Miserable Comforter by Ojsegun



    My phone ringing tone woke me up on a Monday morning, I yawned and checked who was calling, it was the manager of the hotel I worked as a bar attendant at night, I was surprised because he never calls me in the morning no matter the emergency, he knows I'm a student and I don't miss my lectures because I am and always want to be on first class. Without thinking much I picked the call and said "good morning boss" "what is good about the morning?!!!!" He asked yelling on top of his voice. I was confused and I asked "is anything wrong sir?" "Everything is wrong ma!!!" He replied in a loud voice, "I never knew you were a thief, armed robber, terrorist and a legal fool" he continued, at this point my heart was about to come out of my mouth in fear "so you just came to ruin my life right? You didn't see anything to steal it's the golden necklace that was kept in the inner most room, what did you ask for that was never given to you? Why most you pay good back with evil?" At this point I was lost and was trying my best to hold back my tears because I didn't steal anything. "You think you would go unpunished? No!! You are going to suffer because has you tried to ruin my life I already ruined yours!" He said and cutted the call not waiting to hear a word from me. Tears began to roll slowly down from my eyes.
     Not up to 5 minutes I heard my phone ringing I checked and saw it was my dad so I cleaned my face and cleared my voice then I picked the call, before I said a word my dad has already disowned me while the call was going on I heard my mom's voice shouting I should go and die that I'm not just a disgrace to our family but also to humanity. What did I do to deserve this? I was accused of stealing which led to my explosion from my university and also led to my dad disowning me and all this happened through the night. I was confused and I cried silently. Then I heard knock on my door I wiped my tears and went to open the door, when I opened it I saw it was my boyfriend and I felt relieved and I wanted to hug him but he pushed me away and said "I don't hug thieves and I came to tell you I can't continue dating a thief" I never believed he would say that, his words were like sword and they pierced through my soul. After his words his spat on my face and left. This was the most embarrassing moment in my life and I fell to the ground and cried aloud.

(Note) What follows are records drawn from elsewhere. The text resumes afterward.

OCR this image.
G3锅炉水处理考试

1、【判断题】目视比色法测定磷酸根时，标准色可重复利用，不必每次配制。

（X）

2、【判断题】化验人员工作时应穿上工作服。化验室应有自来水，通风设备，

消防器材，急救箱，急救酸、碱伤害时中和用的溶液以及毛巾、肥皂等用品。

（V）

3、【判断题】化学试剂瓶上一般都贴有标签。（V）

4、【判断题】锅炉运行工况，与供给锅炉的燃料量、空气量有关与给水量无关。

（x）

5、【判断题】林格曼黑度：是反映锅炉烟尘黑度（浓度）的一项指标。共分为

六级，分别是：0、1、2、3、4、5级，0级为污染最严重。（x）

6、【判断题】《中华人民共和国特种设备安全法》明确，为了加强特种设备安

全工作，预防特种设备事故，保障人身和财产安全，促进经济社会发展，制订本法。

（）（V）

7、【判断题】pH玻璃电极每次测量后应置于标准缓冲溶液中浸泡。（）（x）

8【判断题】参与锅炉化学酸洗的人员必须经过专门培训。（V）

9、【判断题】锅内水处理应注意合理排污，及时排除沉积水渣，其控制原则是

    I needed someone to be with me and I called my friends and to my greatest surprise they all blocked me and before they did so they messaged me on WhatsApp and said how they were highly disappointed in me. My best friend didn't block me so I called her and she came I was happy that I finally found someone to comfort me someone to make me forget my sorrow but she did opposite, she miserably  comforted me. She said words that pieced my heart. I thought I would cry on her shoulder but she placed my face on the ground and matched it.
After her harsh words she left my house. This was when I knew I was alone, If I knew I never had a friend I won't have thought I had. 
At this point I had only one option left and I thought over it and decided to take it. I decided to cure my pains forever because this world was an embodiment of pains to me it made me humiliated and left me in the mud. The cure to pains is death.
  I came back from where I went to get the solution to my pains and to my greatest surprise I saw the guy I detested, the guy I hated and in anger I asked him what was he was doing Infront of my house then he answered "I heard of your pains and I felt it too so I came to comfort you" "did I tell you I need a Comforter?!!" I yelled at him then he came a little bit close to me and said "I came here to show you what being a friend means and what love is like, I heard of your pains and what your loved ones did to you then I put myself in your shoes and I cried so I decided to be the shoulder you would cry on and to share in your pains but if you don't need me I'll go but I will just tell you don't let it bring you down, smile and continue your life so as to make the people that did this to you ashamed" after his words he attempted to leave but I held him back as slowly tears dropped from my eyes then he came to my front and said "don't cry all is well" as I heard this it was like they opened a dam in my eyes and tears started rushing from my eyes. He was about 6feet tall and I was about 5feet 2inches tall so he placed my face on his chest and I cried so loud and he patted me softly on my back and whispered comforting words into my eyes that melted my heart and left it ready to form whatever shape the maker wanted it to form and the he was the maker.  
    I stopped crying and looked into his eyes and I saw love in the soul I hated and passion of care and comfort in the body I detested.